The original plan was to get there at 6pm with plenty of time to spare. When I called Toys R Us today at noon to see what was up, they said "Well, there's about 35 people in line already." Fuck!

So we raced up there, and about an hour after we arrived, the line was completely full, and remained that way the rest of the night. There were no stabbings or muggings like the PS3 launch, people were really well behaved, and they numbered us and herded us along like little happy Nintendo cattle.

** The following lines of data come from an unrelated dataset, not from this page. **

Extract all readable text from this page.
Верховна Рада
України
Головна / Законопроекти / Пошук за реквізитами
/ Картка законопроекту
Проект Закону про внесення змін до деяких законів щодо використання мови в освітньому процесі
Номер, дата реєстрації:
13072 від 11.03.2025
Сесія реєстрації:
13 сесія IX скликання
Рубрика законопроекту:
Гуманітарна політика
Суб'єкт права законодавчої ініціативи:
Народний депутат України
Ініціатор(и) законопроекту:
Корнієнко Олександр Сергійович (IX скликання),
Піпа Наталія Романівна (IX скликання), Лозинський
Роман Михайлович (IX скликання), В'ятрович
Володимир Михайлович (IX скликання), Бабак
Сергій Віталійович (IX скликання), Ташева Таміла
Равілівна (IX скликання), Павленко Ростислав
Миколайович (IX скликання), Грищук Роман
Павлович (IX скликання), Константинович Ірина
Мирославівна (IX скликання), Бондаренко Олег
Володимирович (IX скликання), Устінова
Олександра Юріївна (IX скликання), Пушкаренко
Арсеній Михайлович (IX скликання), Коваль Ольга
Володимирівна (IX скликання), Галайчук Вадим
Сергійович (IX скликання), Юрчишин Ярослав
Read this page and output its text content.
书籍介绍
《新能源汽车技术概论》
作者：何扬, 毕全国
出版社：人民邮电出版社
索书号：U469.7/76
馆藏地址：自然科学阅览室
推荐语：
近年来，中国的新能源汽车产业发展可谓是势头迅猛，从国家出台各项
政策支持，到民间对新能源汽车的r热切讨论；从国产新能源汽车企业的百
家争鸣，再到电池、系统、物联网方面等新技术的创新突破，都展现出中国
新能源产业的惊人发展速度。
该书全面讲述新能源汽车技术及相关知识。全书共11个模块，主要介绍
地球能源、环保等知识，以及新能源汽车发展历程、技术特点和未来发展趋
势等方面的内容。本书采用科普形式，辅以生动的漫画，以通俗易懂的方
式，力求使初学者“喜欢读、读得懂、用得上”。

You might wonder why I'm sitting here typing a blog entry instead of playing with my wonderful new toy. Well, that's because it's been updating its software for 30 minutes, which apparently in 2006 is still too hard to do in the FUCKING BACKGROUND. So I wait. I'll probably get to play about 10 minutes before I pass out.

Wii!

Oh, I got Wii Sports, Zelda, and Rayman.

11.04.2006

nonspeak

Of all the sins you can commit in this world, the one that aggravates me the most (or at least in my top 5) is talking without saying anything.

The main culprit of this that I've been seeing lately is people who disagree with something, but they're not willing to say it, so they say that it "needs more study" or it's a "very serious issue with lots of hard questions".

Take for example, human cloning. Conservatives come at it from the God angle, and they're pretty much done. Liberals who oppose it, however, are usually coming from the anti-science camp. They like to say that we need "strict reviews" and that we should "consider all the consequences", etc.

Anyone with a brain would agree that we should consider consequences when we do something. What bothers me about sentences like this is that they don't suggest a course of action. No review will ever be strict enough, and we will have never considered all the possible consequences thoroughly enough, because what they're really saying is "I don't want you to do this."

I've ranted on here before that if you don't have constructive criticism, you should shut your goddamn mouth, but this is one of the sneakier forms of nonconstructive criticism. When you assert something, your words should suggest a course of action. If you're talking, and you're not saying anything that can be acted on, you're wasting my time.